Here are the photos I submitted to Felt United. I wound up pinning the piece to a board to take these shots.

I spent Felt United day, Oct. 1st 2011, at my friend Joei's house having a felt-a-thon. I was supposed to teach my Felted Landscape class at the West Hartford Art League that weekend but it got canceled...again. (Since it looked like only 1 of 8 workshops was actually going to run there I am trying not to take it personally. Happily the workshop I am teaching at the end of the month at Halcyon Yarn in Bath, Maine is full.)  I had spent so much time on my piece for Felt United, especially doing the stitching, that all I wanted do at Joei's was to play felt. I do like stitching but my finger tips were sore; and I like felting more. I had bought a lot of new fabrics at JoAnn's (damn those clearance sales!) that I wanted to sample, but first I wanted to use up all the left over scraps from my leaves. I don't usually use red so I figured I would just take the cut pieces, throw them on some wool and felt it like a real abstract. Here is the crazy layout.

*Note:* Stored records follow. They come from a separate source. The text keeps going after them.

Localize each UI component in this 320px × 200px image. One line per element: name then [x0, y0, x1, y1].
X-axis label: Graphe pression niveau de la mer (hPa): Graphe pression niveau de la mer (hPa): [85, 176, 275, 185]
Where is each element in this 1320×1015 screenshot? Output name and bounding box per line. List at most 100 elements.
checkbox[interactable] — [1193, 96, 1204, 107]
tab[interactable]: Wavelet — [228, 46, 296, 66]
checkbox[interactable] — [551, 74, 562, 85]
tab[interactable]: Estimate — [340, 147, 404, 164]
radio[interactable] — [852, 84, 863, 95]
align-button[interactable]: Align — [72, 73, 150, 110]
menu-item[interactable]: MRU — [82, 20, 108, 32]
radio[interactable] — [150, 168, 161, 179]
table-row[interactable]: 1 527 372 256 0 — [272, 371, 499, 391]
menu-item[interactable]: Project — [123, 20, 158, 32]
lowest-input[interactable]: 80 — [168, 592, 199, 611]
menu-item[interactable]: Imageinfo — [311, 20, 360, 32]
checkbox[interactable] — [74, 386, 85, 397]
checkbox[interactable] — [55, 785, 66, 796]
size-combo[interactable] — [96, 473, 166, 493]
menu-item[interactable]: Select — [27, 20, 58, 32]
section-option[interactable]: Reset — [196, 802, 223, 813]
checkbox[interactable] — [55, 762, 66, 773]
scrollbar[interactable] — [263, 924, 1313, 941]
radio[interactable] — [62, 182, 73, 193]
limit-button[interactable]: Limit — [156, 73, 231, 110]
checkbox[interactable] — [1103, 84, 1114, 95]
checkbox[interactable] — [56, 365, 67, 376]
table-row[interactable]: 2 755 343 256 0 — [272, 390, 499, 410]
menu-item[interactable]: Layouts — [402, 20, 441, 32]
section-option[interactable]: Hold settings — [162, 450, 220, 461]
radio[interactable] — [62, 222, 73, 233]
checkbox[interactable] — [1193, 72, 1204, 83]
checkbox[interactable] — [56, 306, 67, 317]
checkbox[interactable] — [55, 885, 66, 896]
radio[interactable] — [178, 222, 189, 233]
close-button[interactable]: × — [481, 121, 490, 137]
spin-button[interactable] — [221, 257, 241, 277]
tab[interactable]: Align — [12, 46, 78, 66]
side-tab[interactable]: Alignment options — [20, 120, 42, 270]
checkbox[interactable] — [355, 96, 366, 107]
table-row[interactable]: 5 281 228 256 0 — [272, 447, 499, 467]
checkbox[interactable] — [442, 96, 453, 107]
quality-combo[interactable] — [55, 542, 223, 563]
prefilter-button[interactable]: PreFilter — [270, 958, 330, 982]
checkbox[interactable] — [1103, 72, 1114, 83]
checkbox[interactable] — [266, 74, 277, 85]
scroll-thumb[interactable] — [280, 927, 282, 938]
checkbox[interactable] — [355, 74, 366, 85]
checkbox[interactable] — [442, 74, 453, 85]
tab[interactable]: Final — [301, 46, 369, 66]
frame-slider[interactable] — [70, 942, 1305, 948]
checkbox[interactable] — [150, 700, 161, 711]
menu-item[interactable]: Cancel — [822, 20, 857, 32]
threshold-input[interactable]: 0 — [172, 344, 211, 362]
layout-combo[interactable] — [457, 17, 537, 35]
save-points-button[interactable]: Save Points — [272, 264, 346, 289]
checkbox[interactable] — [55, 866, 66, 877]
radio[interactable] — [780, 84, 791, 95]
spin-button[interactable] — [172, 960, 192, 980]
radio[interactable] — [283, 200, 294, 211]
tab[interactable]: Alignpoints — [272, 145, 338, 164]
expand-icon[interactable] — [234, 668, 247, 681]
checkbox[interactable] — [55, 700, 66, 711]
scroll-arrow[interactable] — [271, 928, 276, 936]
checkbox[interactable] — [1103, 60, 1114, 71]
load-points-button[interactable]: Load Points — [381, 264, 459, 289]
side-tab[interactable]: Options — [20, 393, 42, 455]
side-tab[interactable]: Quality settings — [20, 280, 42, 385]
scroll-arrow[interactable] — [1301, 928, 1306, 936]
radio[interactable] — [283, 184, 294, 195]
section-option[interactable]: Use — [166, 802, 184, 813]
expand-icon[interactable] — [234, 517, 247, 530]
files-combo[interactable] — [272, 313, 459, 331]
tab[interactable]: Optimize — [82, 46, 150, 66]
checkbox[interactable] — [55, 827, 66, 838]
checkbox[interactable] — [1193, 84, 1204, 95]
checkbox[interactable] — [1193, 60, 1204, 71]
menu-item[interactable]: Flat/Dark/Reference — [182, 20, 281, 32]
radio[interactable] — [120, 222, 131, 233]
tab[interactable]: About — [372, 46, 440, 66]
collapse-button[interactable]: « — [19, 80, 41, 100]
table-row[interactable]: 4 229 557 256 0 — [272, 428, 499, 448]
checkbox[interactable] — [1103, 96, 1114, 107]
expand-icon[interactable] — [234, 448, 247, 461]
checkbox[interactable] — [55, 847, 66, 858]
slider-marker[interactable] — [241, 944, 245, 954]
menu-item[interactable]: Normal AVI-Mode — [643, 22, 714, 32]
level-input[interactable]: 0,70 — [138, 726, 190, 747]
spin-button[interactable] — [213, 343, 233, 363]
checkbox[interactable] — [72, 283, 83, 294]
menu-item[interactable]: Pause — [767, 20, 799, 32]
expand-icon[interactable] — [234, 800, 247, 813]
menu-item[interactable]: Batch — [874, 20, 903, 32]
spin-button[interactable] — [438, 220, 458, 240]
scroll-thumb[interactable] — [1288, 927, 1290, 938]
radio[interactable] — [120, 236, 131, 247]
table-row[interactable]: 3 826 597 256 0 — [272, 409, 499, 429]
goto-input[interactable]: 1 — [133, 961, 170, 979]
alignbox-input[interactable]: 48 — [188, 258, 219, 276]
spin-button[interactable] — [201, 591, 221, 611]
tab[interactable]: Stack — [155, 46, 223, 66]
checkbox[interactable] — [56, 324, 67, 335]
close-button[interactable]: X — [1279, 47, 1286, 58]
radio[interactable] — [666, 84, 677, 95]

As I felted it the black base fibers came up though the red (as I hoped it would) and toned down everything nicely. So nice that I decided to shape it into a little clutch that I just need to stitch on the sides and add a button.
Uh-oh...more stitching!

So on to my fabric sampling...first I tried this embroidered netting.

Then I did these samples which may get made into cuffs...yep, more to stitch.

 Lastly I sampled several different fabrics in one piece.

And of course Joei and I did a lot of talking, laughing, eating, and drinking.
It was a great way to celebrate Felt United.